There are almost 6 million people unemployed at the moment, about 25% of the population. People are leaving Spain to find work. You might want to think about that.
Find out how much a dental hygienist makes here. I get the impression it's not very well paid, but I don't know.
I'd get in touch with the Spanish dentists/ hygienists or European to see what they have to say about it. Try looking on Spanish job sites to see if there are any jobs going. 
I'd also come to Spain lots more times and do non touristy things like ride the metro at 7:30 in the morning when it's chock a block with Madrileños who had garlic for dinner the night before, come in the winter, see what the prices are in supermarkets, check out a few flats so you can see what you'd get for your money...


----------



## Overandout (Nov 10, 2012)

To follow up on what Pesky has said, I agree that you should look very carefully at the validity of your qualification.

If it is a controlled profession (profesión regulada) then you will not be able to work without a formal title in Spain.

This can be acheived in two ways:

Homologation of a professional qualification. This involves getting the ministry of education to make a comparisson of the material you studied and the material a person in Spain would study to gain the equivalent qualification. In the (unlikely) event that they coincide 100% they will give you the homolgated title. In the event that you have to study the topics that you are missing, you will have to complete those topics before they issue the qualification. Logically this can take some considerable time.

Recognition of a professional qualification. This involves getting the regulating body (probably the ministry of health in your case) to make a comparisson of the studies you have taken and any professional experience you can prove, with the requirements in force in order to practice that profession in Spain. The advantage is that this is not a purely academic process and it is regulated by EU law.
There is even a time limit of 6 months for the process to be complete (although my process took 18 months) This process results in either a firm NO or a certificate to practice being issued.

As to finding an English speaking dentists in Madrid.... I think you will struggle, but you never know. If you do find one, they would certainly be able to tell you if it is a regulated profession or not.


----------



## Overandout (Nov 10, 2012)

In a quiet moment I have looked quickly on internet and found that, according to Wikipedia ES, the profession "Técnico Superior en Higiene Bucodental" is a regulated profession according to Real Decreto 1837/2008.

Also, there are several English speaking dentistries in Madrid, found by simply entering "English dentist Madrid" in the worlds most popular search engine.


----------



## Smiler7 (Jan 28, 2013)

Hi...A huge thank you for taking the time to reply! I appreciate it alot.

I have though alot about this move and theres honestly nothing I would rather do. I understand the economy in Spain isnt great at the moment and it is something both myself and my partner have thought long and hard about...
I should have mentioned before that I have been to Spain numerous times, it was just that one particular visit to Madrid which helped me make my decision. I speak spanish but not fluently. Can I ask how long it took you's to learn if you are fluent?

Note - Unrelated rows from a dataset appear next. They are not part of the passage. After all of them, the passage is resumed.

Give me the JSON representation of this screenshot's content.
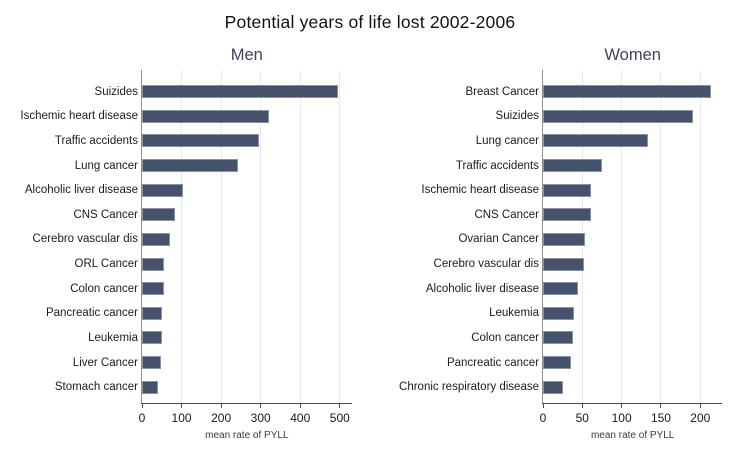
{
  "title": "Potential years of life lost 2002-2006",
  "colors": {
    "bar_fill": "#44536b",
    "bar_border": "#8a93a3",
    "gridline": "#e7e9ed",
    "panel_title": "#3d4559",
    "axis": "#4a4f57"
  },
  "chart_data": [
    {
      "type": "bar",
      "orientation": "horizontal",
      "title": "Men",
      "xlabel": "mean rate of PYLL",
      "xlim": [
        0,
        530
      ],
      "xticks": [
        0,
        100,
        200,
        300,
        400,
        500
      ],
      "grid": true,
      "categories": [
        "Suizides",
        "Ischemic heart disease",
        "Traffic accidents",
        "Lung cancer",
        "Alcoholic liver disease",
        "CNS Cancer",
        "Cerebro vascular dis",
        "ORL Cancer",
        "Colon cancer",
        "Pancreatic cancer",
        "Leukemia",
        "Liver Cancer",
        "Stomach cancer"
      ],
      "values": [
        495,
        320,
        296,
        243,
        103,
        83,
        72,
        56,
        55,
        51,
        50,
        48,
        40
      ]
    },
    {
      "type": "bar",
      "orientation": "horizontal",
      "title": "Women",
      "xlabel": "mean rate of PYLL",
      "xlim": [
        0,
        228
      ],
      "xticks": [
        0,
        50,
        100,
        150,
        200
      ],
      "grid": true,
      "categories": [
        "Breast Cancer",
        "Suizides",
        "Lung cancer",
        "Traffic accidents",
        "Ischemic heart disease",
        "CNS Cancer",
        "Ovarian Cancer",
        "Cerebro vascular dis",
        "Alcoholic liver disease",
        "Leukemia",
        "Colon cancer",
        "Pancreatic cancer",
        "Chronic respiratory disease"
      ],
      "values": [
        214,
        191,
        133,
        75,
        61,
        61,
        54,
        52,
        45,
        39,
        38,
        35,
        26
      ]
    }
  ]
}
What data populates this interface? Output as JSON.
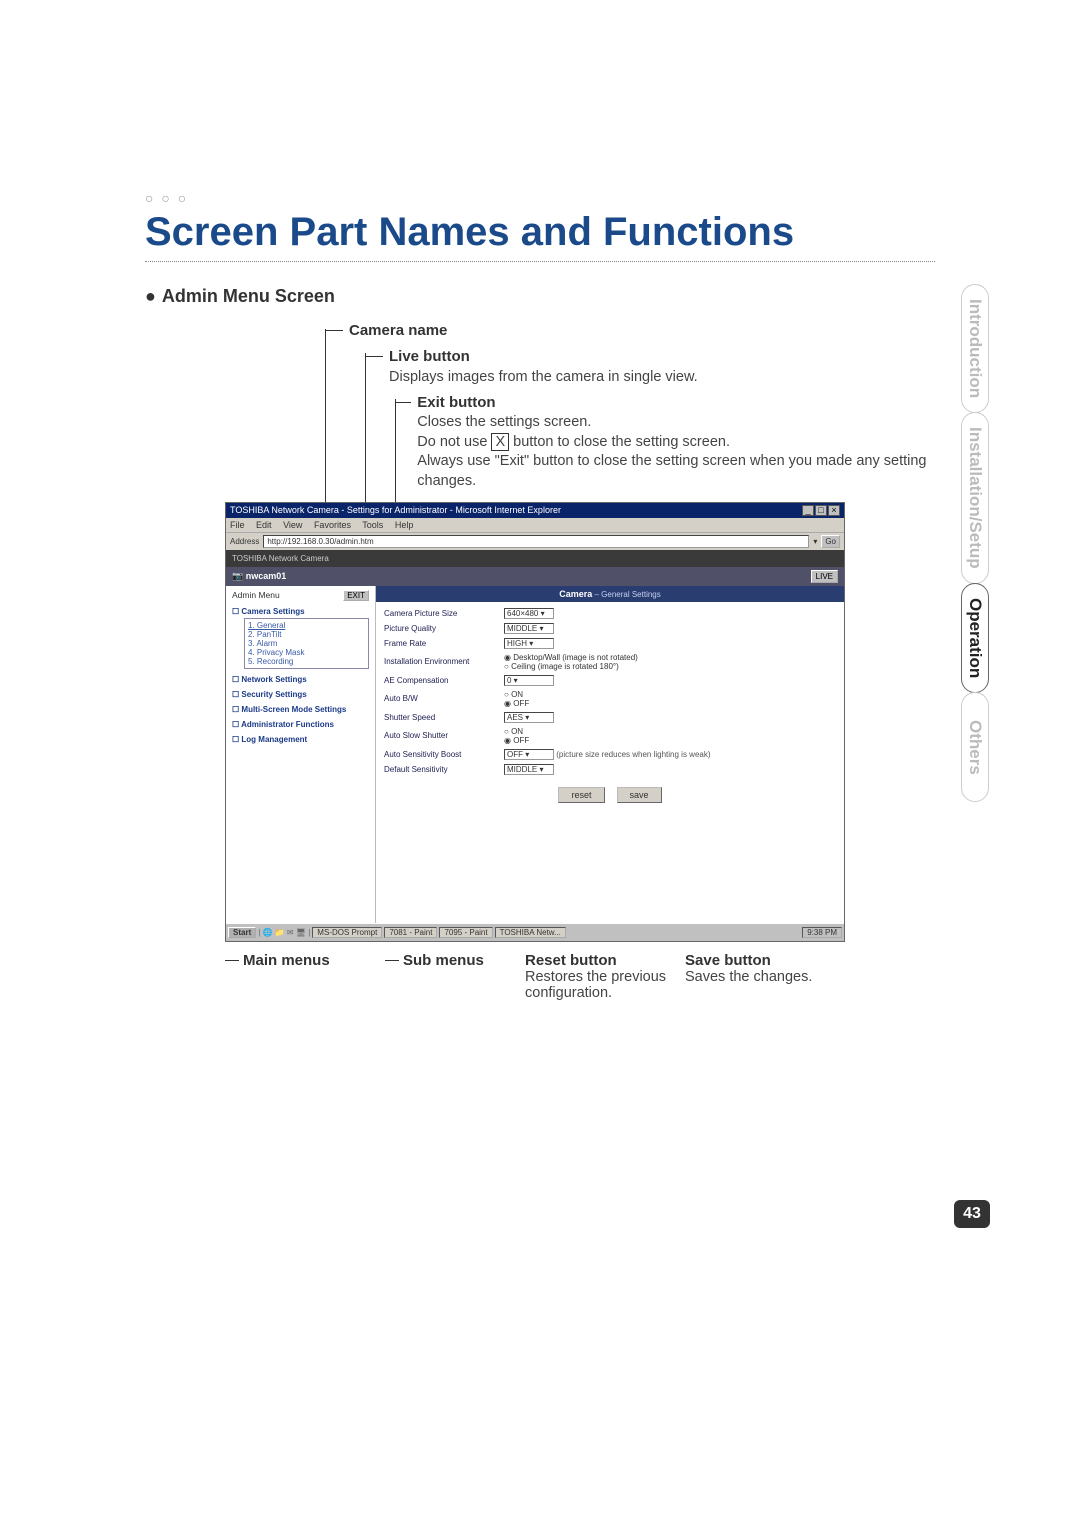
{
  "page_number": "43",
  "headline": "Screen Part Names and Functions",
  "bubbles_deco": "○ ○ ○",
  "section_label": "Admin Menu Screen",
  "tabs": {
    "intro": "Introduction",
    "install": "Installation/Setup",
    "operation": "Operation",
    "others": "Others"
  },
  "callouts": {
    "camera_name": {
      "title": "Camera name"
    },
    "live": {
      "title": "Live button",
      "desc": "Displays images from the camera in single view."
    },
    "exit": {
      "title": "Exit button",
      "desc1": "Closes the settings screen.",
      "desc2a": "Do not use ",
      "desc2_icon": "X",
      "desc2b": " button to close the setting screen.",
      "desc3": "Always use \"Exit\" button to close the setting screen when you made any setting changes."
    }
  },
  "bottom": {
    "main": {
      "title": "Main menus"
    },
    "sub": {
      "title": "Sub menus"
    },
    "reset": {
      "title": "Reset button",
      "desc": "Restores the previous configuration."
    },
    "save": {
      "title": "Save button",
      "desc": "Saves the changes."
    }
  },
  "screenshot": {
    "window_title": "TOSHIBA Network Camera - Settings for Administrator - Microsoft Internet Explorer",
    "menubar": [
      "File",
      "Edit",
      "View",
      "Favorites",
      "Tools",
      "Help"
    ],
    "address_label": "Address",
    "address_value": "http://192.168.0.30/admin.htm",
    "go": "Go",
    "brand": "TOSHIBA Network Camera",
    "camera_name": "nwcam01",
    "live_label": "LIVE",
    "sidebar": {
      "admin_menu": "Admin Menu",
      "exit": "EXIT",
      "groups": [
        {
          "title": "Camera Settings",
          "subs": [
            "1. General",
            "2. PanTilt",
            "3. Alarm",
            "4. Privacy Mask",
            "5. Recording"
          ]
        },
        {
          "title": "Network Settings"
        },
        {
          "title": "Security Settings"
        },
        {
          "title": "Multi-Screen Mode Settings"
        },
        {
          "title": "Administrator Functions"
        },
        {
          "title": "Log Management"
        }
      ]
    },
    "content": {
      "header_main": "Camera",
      "header_sub": " – General Settings",
      "rows": [
        {
          "label": "Camera Picture Size",
          "value": "640×480 ▾"
        },
        {
          "label": "Picture Quality",
          "value": "MIDDLE ▾"
        },
        {
          "label": "Frame Rate",
          "value": "HIGH ▾"
        },
        {
          "label": "Installation Environment",
          "radios": [
            "Desktop/Wall (image is not rotated)",
            "Ceiling (image is rotated 180°)"
          ],
          "selected": 0
        },
        {
          "label": "AE Compensation",
          "value": "0 ▾"
        },
        {
          "label": "Auto B/W",
          "radios": [
            "ON",
            "OFF"
          ],
          "selected": 1
        },
        {
          "label": "Shutter Speed",
          "value": "AES ▾"
        },
        {
          "label": "Auto Slow Shutter",
          "radios": [
            "ON",
            "OFF"
          ],
          "selected": 1
        },
        {
          "label": "Auto Sensitivity Boost",
          "value": "OFF ▾",
          "note": "(picture size reduces when lighting is weak)"
        },
        {
          "label": "Default Sensitivity",
          "value": "MIDDLE ▾"
        }
      ],
      "reset_btn": "reset",
      "save_btn": "save"
    },
    "taskbar": {
      "start": "Start",
      "items": [
        "MS-DOS Prompt",
        "7081 - Paint",
        "7095 - Paint",
        "TOSHIBA Netw..."
      ],
      "tray": "9:38 PM"
    }
  },
  "colors": {
    "headline": "#1a4a8a",
    "page_badge_bg": "#333333",
    "page_badge_fg": "#ffffff"
  }
}
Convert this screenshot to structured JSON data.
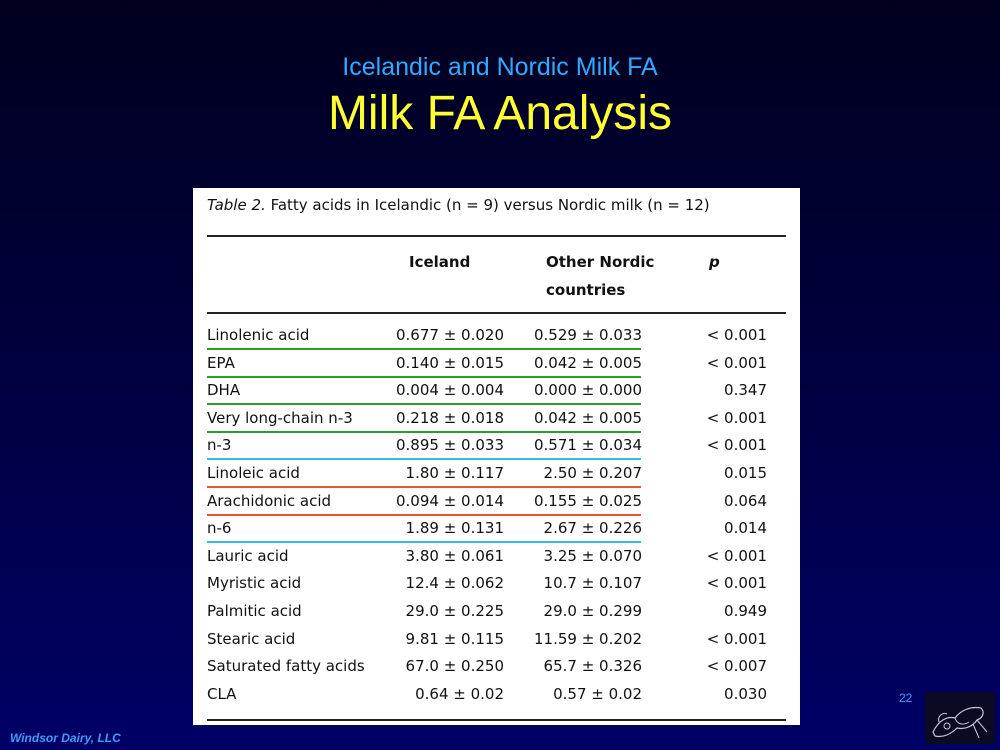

I have studied Dental Hygiene but with Therapy which enables me in the UK to carry out procedures like fillings and most paediatric dentistry e.g. extracting deciduous teeth. I worry that this isnt a recognised profession in Spain  
I will definitely follow all your suggestions and maybe try to get in touch with some dentists in Spain and ask their advice also.


----------



## xabiaxica (Jun 23, 2009)

Smiler7 said:


> Hi...A huge thank you for taking the time to reply! I appreciate it alot.
> 
> I have though alot about this move and theres honestly nothing I would rather do. I understand the economy in Spain isnt great at the moment and it is something both myself and my partner have thought long and hard about...
> I should have mentioned before that I have been to Spain numerous times, it was just that one particular visit to Madrid which helped me make my decision. I speak spanish but not fluently. Can I ask how long it took you's to learn if you are fluent?
> ...


we have several English Dentists in my town - & they do have dental hygienists working there

I don't know if qualifications have to be ratified - but there's a story of a dentist who was working in a town near me who has been proven to have been struck off in the UK


----------



## Smiler7 (Jan 28, 2013)

xabiachica said:


> we have several English Dentists in my town - & they do have dental hygienists working there
> 
> I don't know if qualifications have to be ratified - but there's a story of a dentist who was working in a town near me who has been proven to have been struck off in the UK


Ohhh fantastic, thats fab to hear. Can I ask where this is?


----------



## Pesky Wesky (May 10, 2009)

Smiler7 said:


> Hi...A huge thank you for taking the time to reply! I appreciate it alot.
> 
> I have though alot about this move and theres honestly nothing I would rather do. I understand the economy in Spain isnt great at the moment and it is something both myself and my partner have thought long and hard about...
> I should have mentioned before that I have been to Spain numerous times, it was just that one particular visit to Madrid which helped me make my decision. I speak spanish but not fluently. Can I ask how long it took you's to learn if you are fluent?
> ...


Sorry, I've just realised that this sentence is crap
I


> 'd get in touch with the Spanish dentists/ hygienists or European to see what they have to say about it.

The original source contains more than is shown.